Korea University Joint Research Discovers Method For Measuring The Chirality Of Ultrasensitive Molecules

The joint research group of Professor Park Q-Han and Professor Lee Seung-woo of KU and Professor Nam Ki-tae of Seoul National University discovered a new physical phenomenon in regard to chiral nanoparticle-based light-matter interactions and successfully applied it to biomolecules and the analysis of their chirality.


This study was supported by the Creative Materials Discovery Program financed by the Ministry of Science and ICT to develop novel materials for realizing new properties and functions by utilizing new research methodologies (computational science, etc.). The results of the study were published in Nature (IF 69.504) on December 15, 2022.

All living things in nature have specific interactions with light according to their structures and the materials that constitute them. The research group conducted a study on the circularly polarized light-specific interactions of molecules possessing chirality, which is one type of light-matter interaction according to the structural characteristics of various biomolecules.

The chirality of molecules can be determined by comparing their interactions with two types of circularly polarized light that rotate in opposite directions (left circularly polarized light and right circularly polarized light). However, because the light-matter interactions are not sufficiently large due to the size inconsistency of molecules and light, the analysis requires samples of high concentration, takes a long measurement time, and is thus extremely limited.

The research group discovered a breakthrough in solving this problem from a new physical phenomenon found in the two-dimensional assembly structure of chiral gold nanoparticles. Due to their unique geometric characteristics, the chiral gold nanoparticles have a resonance with the incident circularly polarized light and may be used to efficiently control the circularly polarized light near the nanoparticles.

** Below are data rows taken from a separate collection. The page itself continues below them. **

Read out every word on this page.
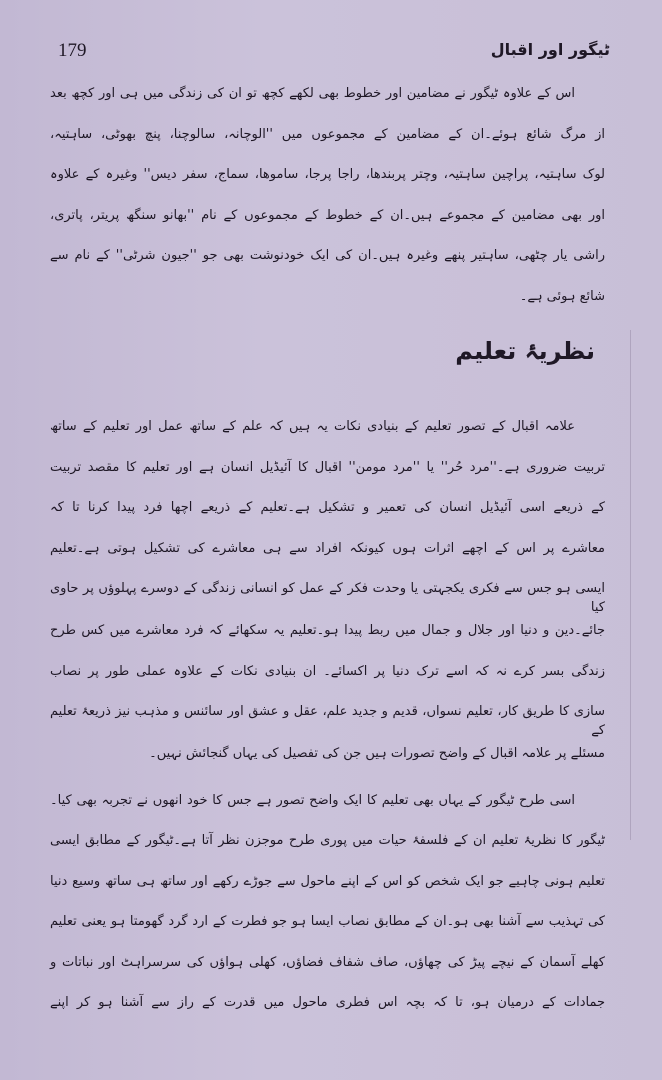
ٹیگور اور اقبال
179
اس کے علاوہ ٹیگور نے مضامین اور خطوط بھی لکھے کچھ تو ان کی زندگی میں ہی اور کچھ بعد
از مرگ شائع ہوئے۔ان کے مضامین کے مجموعوں میں ''الوچانہ، سالوچنا، پنچ بھوٹی، ساہتیہ،
لوک ساہتیہ، پراچین ساہتیہ، وچتر پربندھا، راجا پرجا، ساموھا، سماج، سفر دیس'' وغیرہ کے علاوہ
اور بھی مضامین کے مجموعے ہیں۔ان کے خطوط کے مجموعوں کے نام ''بھانو سنگھ پریتر، پاتری،
راشی یار چٹھی، ساہتیر پنھے وغیرہ ہیں۔ان کی ایک خودنوشت بھی جو ''جیون شرٹی'' کے نام سے
شائع ہوئی ہے۔
نظریۂ تعلیم
علامہ اقبال کے تصور تعلیم کے بنیادی نکات یہ ہیں کہ علم کے ساتھ عمل اور تعلیم کے ساتھ
تربیت ضروری ہے۔''مرد حُر'' یا ''مرد مومن'' اقبال کا آئیڈیل انسان ہے اور تعلیم کا مقصد تربیت
کے ذریعے اسی آئیڈیل انسان کی تعمیر و تشکیل ہے۔تعلیم کے ذریعے اچھا فرد پیدا کرنا تا کہ
معاشرے پر اس کے اچھے اثرات ہوں کیونکہ افراد سے ہی معاشرے کی تشکیل ہوتی ہے۔تعلیم
ایسی ہو جس سے فکری یکجہتی یا وحدت فکر کے عمل کو انسانی زندگی کے دوسرے پہلوؤں پر حاوی کیا
جائے۔دین و دنیا اور جلال و جمال میں ربط پیدا ہو۔تعلیم یہ سکھائے کہ فرد معاشرے میں کس طرح
زندگی بسر کرے نہ کہ اسے ترک دنیا پر اکسائے۔ ان بنیادی نکات کے علاوہ عملی طور پر نصاب
سازی کا طریق کار، تعلیم نسواں، قدیم و جدید علم، عقل و عشق اور سائنس و مذہب نیز ذریعۂ تعلیم کے
مسئلے پر علامہ اقبال کے واضح تصورات ہیں جن کی تفصیل کی یہاں گنجائش نہیں۔
اسی طرح ٹیگور کے یہاں بھی تعلیم کا ایک واضح تصور ہے جس کا خود انھوں نے تجربہ بھی کیا۔
ٹیگور کا نظریۂ تعلیم ان کے فلسفۂ حیات میں پوری طرح موجزن نظر آتا ہے۔ٹیگور کے مطابق ایسی
تعلیم ہونی چاہیے جو ایک شخص کو اس کے اپنے ماحول سے جوڑے رکھے اور ساتھ ہی ساتھ وسیع دنیا
کی تہذیب سے آشنا بھی ہو۔ان کے مطابق نصاب ایسا ہو جو فطرت کے ارد گرد گھومتا ہو یعنی تعلیم
کھلے آسمان کے نیچے پیڑ کی چھاؤں، صاف شفاف فضاؤں، کھلی ہواؤں کی سرسراہٹ اور نباتات و
جمادات کے درمیان ہو، تا کہ بچہ اس فطری ماحول میں قدرت کے راز سے آشنا ہو کر اپنے
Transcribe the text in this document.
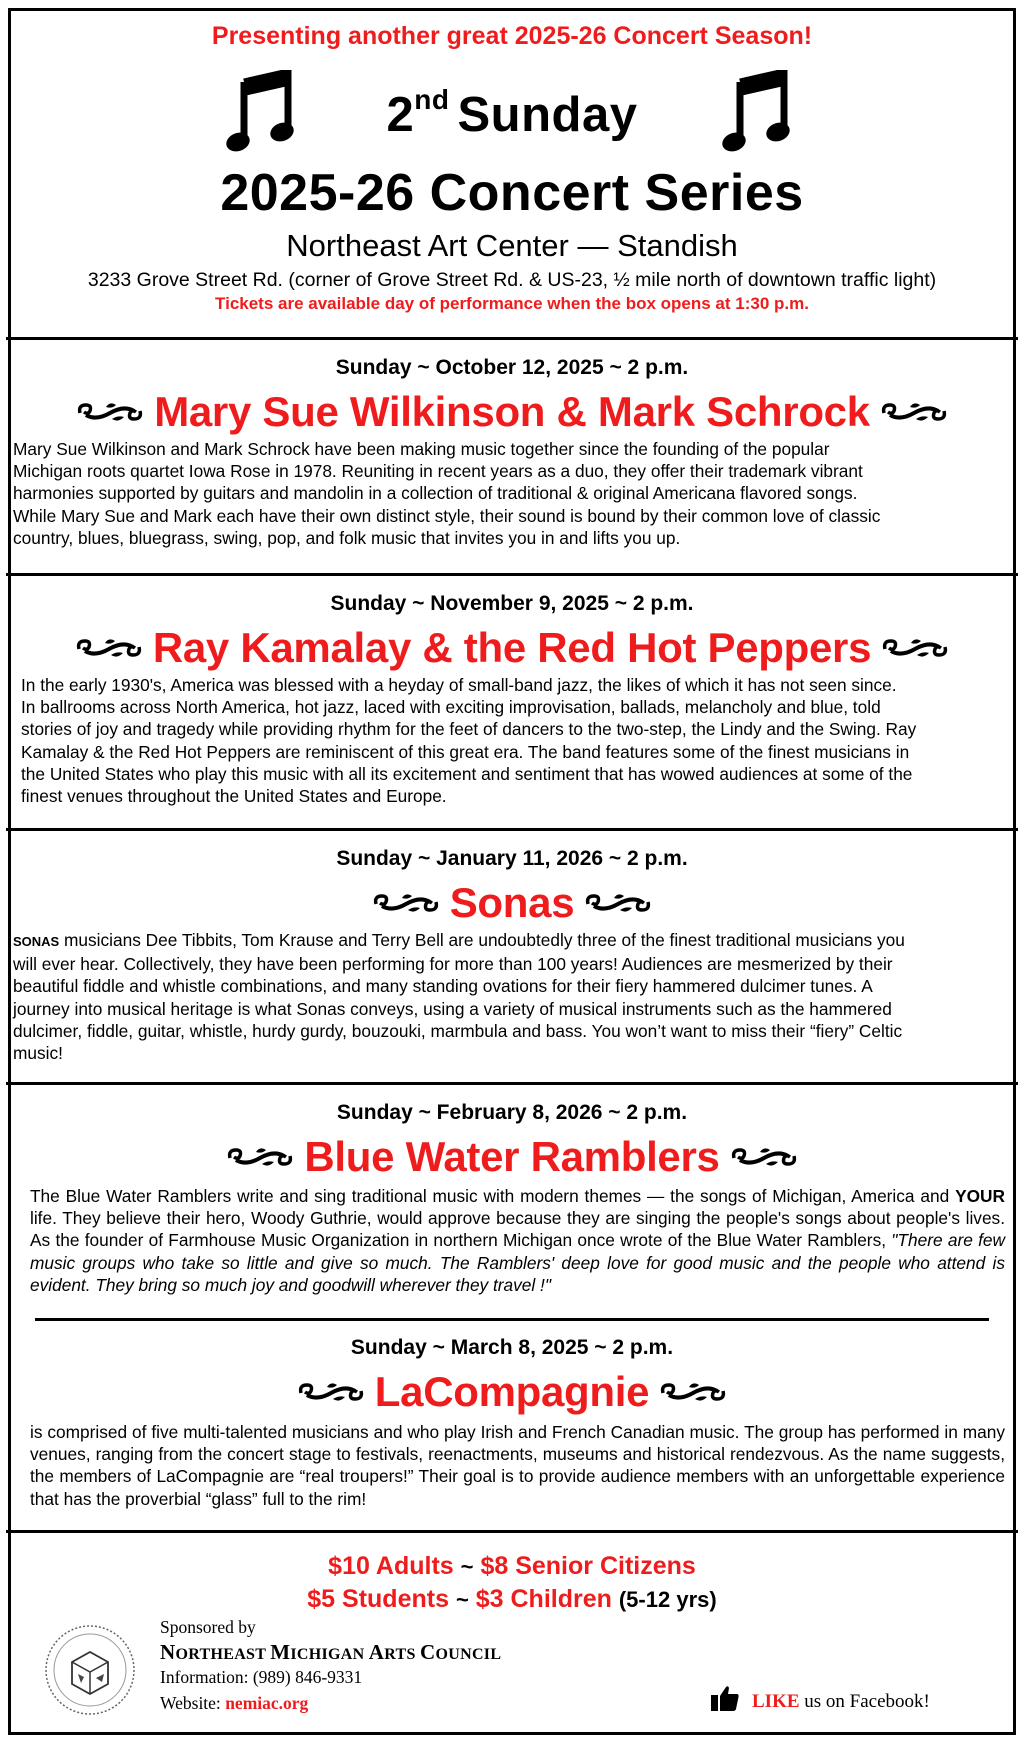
Presenting another great 2025-26 Concert Season!
2nd Sunday
2025-26 Concert Series
Northeast Art Center — Standish
3233 Grove Street Rd. (corner of Grove Street Rd. & US-23, ½ mile north of downtown traffic light)
Tickets are available day of performance when the box opens at 1:30 p.m.
Sunday ~ October 12, 2025 ~ 2 p.m.
Mary Sue Wilkinson & Mark Schrock
Mary Sue Wilkinson and Mark Schrock have been making music together since the founding of the popular
Michigan roots quartet Iowa Rose in 1978. Reuniting in recent years as a duo, they offer their trademark vibrant
harmonies supported by guitars and mandolin in a collection of traditional & original Americana flavored songs.
While Mary Sue and Mark each have their own distinct style, their sound is bound by their common love of classic
country, blues, bluegrass, swing, pop, and folk music that invites you in and lifts you up.
Sunday ~ November 9, 2025 ~ 2 p.m.
Ray Kamalay & the Red Hot Peppers
In the early 1930's, America was blessed with a heyday of small-band jazz, the likes of which it has not seen since.
In ballrooms across North America, hot jazz, laced with exciting improvisation, ballads, melancholy and blue, told
stories of joy and tragedy while providing rhythm for the feet of dancers to the two-step, the Lindy and the Swing. Ray
Kamalay & the Red Hot Peppers are reminiscent of this great era. The band features some of the finest musicians in
the United States who play this music with all its excitement and sentiment that has wowed audiences at some of the
finest venues throughout the United States and Europe.
Sunday ~ January 11, 2026 ~ 2 p.m.
Sonas
SONAS musicians Dee Tibbits, Tom Krause and Terry Bell are undoubtedly three of the finest traditional musicians you
will ever hear. Collectively, they have been performing for more than 100 years! Audiences are mesmerized by their
beautiful fiddle and whistle combinations, and many standing ovations for their fiery hammered dulcimer tunes. A
journey into musical heritage is what Sonas conveys, using a variety of musical instruments such as the hammered
dulcimer, fiddle, guitar, whistle, hurdy gurdy, bouzouki, marmbula and bass. You won’t want to miss their “fiery” Celtic
music!
Sunday ~ February 8, 2026 ~ 2 p.m.
Blue Water Ramblers
The Blue Water Ramblers write and sing traditional music with modern themes — the songs of Michigan, America and YOUR life. They believe their hero, Woody Guthrie, would approve because they are singing the people's songs about people's lives. As the founder of Farmhouse Music Organization in northern Michigan once wrote of the Blue Water Ramblers, "There are few music groups who take so little and give so much. The Ramblers' deep love for good music and the people who attend is evident. They bring so much joy and goodwill wherever they travel !"
Sunday ~ March 8, 2025 ~ 2 p.m.
LaCompagnie
is comprised of five multi-talented musicians and who play Irish and French Canadian music. The group has performed in many venues, ranging from the concert stage to festivals, reenactments, museums and historical rendezvous. As the name suggests, the members of LaCompagnie are “real troupers!” Their goal is to provide audience members with an unforgettable experience that has the proverbial “glass” full to the rim!
$10 Adults ~ $8 Senior Citizens
$5 Students ~ $3 Children (5-12 yrs)
Sponsored by
NORTHEAST MICHIGAN ARTS COUNCIL
Information: (989) 846-9331
Website: nemiac.org	LIKE us on Facebook!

By introducing chiral molecules to a two-dimensional nanoparticle array, the research team successfully maximized the interactions between incident circularly polarized light and chiral molecules, achieving a chirality sensitivity that exceeds the conventional chirality detection limit. In addition, focusing on the finding that the chiral signal amplification caused by the chiral gold nanoparticle array is present in a region including visible light, the research group successfully provided a naked eye-based chirality detector that enables one to distinguish the chirality of molecules without a particular tool.

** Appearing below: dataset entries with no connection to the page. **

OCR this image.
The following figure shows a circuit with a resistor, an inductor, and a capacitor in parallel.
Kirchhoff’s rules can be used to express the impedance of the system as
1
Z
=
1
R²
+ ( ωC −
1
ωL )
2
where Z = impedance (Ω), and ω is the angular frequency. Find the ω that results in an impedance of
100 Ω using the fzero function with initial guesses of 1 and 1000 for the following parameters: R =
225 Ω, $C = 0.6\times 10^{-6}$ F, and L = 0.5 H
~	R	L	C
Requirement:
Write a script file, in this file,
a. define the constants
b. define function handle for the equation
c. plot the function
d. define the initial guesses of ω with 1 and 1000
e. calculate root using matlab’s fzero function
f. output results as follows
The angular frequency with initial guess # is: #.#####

Professor Park Q-Han and Professor Lee Seung-woo of KU, the co-corresponding authors of the article, performed an electromagnetic simulation on the optical properties of the lattice of chiral gold nanoparticles, demonstrating their sensitivity to molecular chirality and establishing a novel physical theory. They said, “Our results are greatly encouraging because we were able to open a new way to chiral molecule detection through the creative convergence of biomimetic material science, engineering, and computational nano-optics. Now, we live in a new era where we can figure out the chirality of molecules with our naked eyes.”

The ultrasensitive molecular chirality analysis based on the chiral gold nanoparticle array is applicable to the analysis of various biomolecules, chemicals, and pharmaceuticals. Therefore, the new technology is expected to have significant ripple effects on not only various industries where biomaterial synthesis and analysis are important, such as analytics, diagnostics, and pharmaceutics, but also on basic sciences, such as chemistry, biology, and physics.